Darknets are encrypted peer-to-peer networks normally used to communicate files between closed groups of people. Most darknets require a certain level of technological literacy to set up and maintain, including taking care of the necessary servers. However, HP researchers Billy Hoffman and Matt Wood plan next week to demonstrate a browser-based darknet called "Veiled," which they claim requires little proficiency to set up and run.
"This will really lower the barriers to participation," Wood told ZDNet UK. "If you want to create a darknet, you can send an encrypted e-mail saying, 'Here's the URL.' When (the recipient visits) the Web site, the browser can just get (the darknet application) going."

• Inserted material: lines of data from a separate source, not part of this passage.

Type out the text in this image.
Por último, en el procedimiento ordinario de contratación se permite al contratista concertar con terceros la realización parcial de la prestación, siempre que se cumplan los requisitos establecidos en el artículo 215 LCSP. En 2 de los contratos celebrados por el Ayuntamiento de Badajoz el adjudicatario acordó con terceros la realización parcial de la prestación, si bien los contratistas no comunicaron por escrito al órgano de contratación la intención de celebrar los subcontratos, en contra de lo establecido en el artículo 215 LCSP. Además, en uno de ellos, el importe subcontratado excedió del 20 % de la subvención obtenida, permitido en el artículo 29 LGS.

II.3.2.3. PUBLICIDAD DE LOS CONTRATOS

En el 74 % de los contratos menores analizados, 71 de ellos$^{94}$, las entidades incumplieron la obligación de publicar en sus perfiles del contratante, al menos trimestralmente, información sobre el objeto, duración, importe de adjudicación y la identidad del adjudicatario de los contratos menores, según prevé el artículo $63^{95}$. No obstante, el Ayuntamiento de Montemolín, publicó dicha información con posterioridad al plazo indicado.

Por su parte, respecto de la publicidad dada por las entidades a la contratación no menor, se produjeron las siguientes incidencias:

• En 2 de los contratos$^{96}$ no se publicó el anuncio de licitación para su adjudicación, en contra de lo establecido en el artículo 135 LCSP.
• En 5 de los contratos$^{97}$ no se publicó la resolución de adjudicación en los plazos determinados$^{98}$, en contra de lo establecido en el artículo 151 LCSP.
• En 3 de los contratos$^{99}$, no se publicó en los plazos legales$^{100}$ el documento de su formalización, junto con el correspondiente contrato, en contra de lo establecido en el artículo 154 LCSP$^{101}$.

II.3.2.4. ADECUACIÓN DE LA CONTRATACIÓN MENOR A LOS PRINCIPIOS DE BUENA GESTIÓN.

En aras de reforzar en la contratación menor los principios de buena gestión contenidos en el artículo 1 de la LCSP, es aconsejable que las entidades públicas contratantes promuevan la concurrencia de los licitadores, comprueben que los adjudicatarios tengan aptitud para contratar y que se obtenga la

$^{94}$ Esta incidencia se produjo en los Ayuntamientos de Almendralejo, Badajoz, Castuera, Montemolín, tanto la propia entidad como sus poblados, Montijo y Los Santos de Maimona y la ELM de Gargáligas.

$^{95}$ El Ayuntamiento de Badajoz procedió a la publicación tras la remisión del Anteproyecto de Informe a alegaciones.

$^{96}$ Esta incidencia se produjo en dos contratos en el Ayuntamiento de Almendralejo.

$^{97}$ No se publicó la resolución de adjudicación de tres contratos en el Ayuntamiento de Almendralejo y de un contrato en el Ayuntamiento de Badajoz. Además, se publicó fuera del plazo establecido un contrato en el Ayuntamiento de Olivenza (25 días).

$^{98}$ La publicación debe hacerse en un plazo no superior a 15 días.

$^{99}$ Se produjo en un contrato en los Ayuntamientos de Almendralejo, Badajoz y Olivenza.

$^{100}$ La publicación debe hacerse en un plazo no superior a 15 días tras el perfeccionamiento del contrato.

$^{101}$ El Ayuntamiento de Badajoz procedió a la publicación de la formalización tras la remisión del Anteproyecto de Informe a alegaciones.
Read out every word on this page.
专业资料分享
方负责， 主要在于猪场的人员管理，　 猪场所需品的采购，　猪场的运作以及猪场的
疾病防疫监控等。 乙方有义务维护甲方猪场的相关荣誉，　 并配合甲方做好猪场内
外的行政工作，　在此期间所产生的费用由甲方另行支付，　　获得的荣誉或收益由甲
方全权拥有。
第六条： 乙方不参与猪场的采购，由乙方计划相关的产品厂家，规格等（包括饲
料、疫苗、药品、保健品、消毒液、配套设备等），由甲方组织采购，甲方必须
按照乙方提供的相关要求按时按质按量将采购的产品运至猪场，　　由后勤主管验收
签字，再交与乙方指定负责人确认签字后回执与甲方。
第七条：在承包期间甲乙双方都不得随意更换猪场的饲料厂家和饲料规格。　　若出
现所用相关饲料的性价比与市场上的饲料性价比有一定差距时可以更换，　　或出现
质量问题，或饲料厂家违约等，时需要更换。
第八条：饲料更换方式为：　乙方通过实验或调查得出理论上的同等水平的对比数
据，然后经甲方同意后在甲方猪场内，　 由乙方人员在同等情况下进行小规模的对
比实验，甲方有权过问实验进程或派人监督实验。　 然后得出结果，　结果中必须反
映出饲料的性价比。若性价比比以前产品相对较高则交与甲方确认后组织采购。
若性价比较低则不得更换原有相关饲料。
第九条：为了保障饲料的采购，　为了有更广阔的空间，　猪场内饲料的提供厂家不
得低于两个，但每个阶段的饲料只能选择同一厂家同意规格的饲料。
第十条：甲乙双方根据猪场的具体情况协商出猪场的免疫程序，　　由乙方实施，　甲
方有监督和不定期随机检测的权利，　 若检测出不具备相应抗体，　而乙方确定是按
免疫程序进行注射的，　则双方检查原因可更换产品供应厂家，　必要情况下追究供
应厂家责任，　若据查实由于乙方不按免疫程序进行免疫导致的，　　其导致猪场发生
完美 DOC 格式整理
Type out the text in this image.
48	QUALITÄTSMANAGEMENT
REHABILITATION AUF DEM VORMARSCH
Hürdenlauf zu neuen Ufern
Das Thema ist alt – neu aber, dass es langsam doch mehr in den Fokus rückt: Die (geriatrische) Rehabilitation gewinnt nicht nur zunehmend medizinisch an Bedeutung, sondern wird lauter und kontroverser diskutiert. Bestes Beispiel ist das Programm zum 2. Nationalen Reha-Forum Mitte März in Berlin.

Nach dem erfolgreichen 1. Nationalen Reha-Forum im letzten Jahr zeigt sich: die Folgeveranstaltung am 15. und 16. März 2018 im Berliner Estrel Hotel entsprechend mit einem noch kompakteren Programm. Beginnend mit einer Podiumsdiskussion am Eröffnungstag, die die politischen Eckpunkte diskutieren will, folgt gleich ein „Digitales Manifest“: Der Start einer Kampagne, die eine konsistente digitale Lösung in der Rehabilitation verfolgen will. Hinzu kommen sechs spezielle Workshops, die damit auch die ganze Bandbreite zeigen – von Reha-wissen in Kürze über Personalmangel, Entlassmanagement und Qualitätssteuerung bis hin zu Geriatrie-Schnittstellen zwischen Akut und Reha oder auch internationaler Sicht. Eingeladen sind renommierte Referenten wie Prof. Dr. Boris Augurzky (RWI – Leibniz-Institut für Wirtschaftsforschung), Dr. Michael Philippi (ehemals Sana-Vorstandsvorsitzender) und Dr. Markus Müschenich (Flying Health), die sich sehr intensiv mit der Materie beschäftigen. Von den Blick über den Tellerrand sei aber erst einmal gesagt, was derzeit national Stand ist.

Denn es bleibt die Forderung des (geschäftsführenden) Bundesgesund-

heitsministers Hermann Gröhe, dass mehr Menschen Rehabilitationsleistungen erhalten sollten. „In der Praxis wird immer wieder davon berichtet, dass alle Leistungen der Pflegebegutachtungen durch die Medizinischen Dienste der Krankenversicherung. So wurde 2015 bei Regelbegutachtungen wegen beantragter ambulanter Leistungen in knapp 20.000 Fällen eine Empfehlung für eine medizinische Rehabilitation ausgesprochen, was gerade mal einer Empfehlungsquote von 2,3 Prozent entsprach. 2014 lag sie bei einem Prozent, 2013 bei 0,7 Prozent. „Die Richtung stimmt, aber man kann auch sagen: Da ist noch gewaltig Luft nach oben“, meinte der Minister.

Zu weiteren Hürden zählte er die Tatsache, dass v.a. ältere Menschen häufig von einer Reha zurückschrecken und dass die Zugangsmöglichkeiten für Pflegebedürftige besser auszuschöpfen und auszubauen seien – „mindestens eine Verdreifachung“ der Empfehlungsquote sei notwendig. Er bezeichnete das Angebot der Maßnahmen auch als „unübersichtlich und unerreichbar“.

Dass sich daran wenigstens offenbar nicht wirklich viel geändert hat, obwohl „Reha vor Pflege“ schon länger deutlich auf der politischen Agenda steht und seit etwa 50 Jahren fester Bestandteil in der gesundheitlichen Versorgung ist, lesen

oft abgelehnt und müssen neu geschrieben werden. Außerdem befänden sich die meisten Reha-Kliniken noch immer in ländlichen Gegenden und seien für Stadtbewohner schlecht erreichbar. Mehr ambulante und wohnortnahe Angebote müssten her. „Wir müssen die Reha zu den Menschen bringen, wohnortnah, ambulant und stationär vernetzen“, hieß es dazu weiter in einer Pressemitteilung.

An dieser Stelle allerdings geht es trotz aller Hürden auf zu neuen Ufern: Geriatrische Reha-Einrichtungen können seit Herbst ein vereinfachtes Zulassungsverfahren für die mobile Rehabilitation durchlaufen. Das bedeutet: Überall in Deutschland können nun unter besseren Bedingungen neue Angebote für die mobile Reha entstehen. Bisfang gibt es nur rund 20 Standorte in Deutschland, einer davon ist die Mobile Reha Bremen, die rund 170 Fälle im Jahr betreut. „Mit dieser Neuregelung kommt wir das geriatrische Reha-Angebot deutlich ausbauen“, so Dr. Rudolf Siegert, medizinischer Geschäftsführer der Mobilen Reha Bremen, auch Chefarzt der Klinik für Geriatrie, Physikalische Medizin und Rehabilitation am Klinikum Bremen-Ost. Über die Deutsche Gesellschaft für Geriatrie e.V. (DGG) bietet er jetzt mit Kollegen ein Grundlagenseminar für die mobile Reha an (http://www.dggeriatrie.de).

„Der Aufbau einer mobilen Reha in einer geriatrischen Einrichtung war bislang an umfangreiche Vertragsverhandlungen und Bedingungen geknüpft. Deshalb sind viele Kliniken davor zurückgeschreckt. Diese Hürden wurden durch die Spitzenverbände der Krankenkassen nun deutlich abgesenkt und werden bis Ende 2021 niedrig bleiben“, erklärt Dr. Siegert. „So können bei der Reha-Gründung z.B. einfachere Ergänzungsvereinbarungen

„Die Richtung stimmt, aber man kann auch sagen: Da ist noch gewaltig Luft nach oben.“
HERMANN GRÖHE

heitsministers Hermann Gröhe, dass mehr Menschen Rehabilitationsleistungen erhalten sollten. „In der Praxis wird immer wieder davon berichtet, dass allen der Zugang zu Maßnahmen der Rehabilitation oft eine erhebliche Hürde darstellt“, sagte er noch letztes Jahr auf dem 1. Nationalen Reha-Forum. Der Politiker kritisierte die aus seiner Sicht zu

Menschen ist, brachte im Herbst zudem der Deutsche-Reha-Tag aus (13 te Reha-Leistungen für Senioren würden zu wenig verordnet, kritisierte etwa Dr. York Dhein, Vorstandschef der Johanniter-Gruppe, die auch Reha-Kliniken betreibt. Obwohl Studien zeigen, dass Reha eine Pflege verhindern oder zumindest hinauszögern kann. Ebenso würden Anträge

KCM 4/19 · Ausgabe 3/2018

Hoffman and Wood are scheduled to demonstrate the technology next week at the Black Hat security conference in Las Vegas.
Wood said HP does not want to turn the project into a commercial product. While the company does not plan to make the source code available, the researchers do plan to open source their idea, so to speak, so other security researchers can "pick up the baton."
"HP has no desire to patent or copyright or release any code," Wood said. "Black Hat is one of the top security conferences, and we want to get this cool idea into the hands of people who are really smart."
Businesses could use browser-based darknets to set up workgroups to exchange commercially sensitive information, or to have a means of making anonymous suggestions to management, Wood said. "I like the idea of a suggestions box on the Web," he said. "It provides an anonymous way to make suggestions to your boss."
HP's darknet research came about when the researchers realized the potential of new browser technologies, according to Wood.
Browsers with HTML 5 support--such as recent versions of Firefox, Safari and Internet Explorer--allow files to be stored "persistently" on the client, for working on them when offline. This feature, coupled with the distributed grid-computing nature of a darknet, means files can be effectively uploaded in perpetuity, even when the initial browser has been shut down. It also makes the darknet resilient, said Wood.
"One of the benefits of a darknet is that they are distributed," said Wood. "To destroy it, you would have to take down all of the clients, because if one server gets compromised, you just shift to a different server. They can hop around."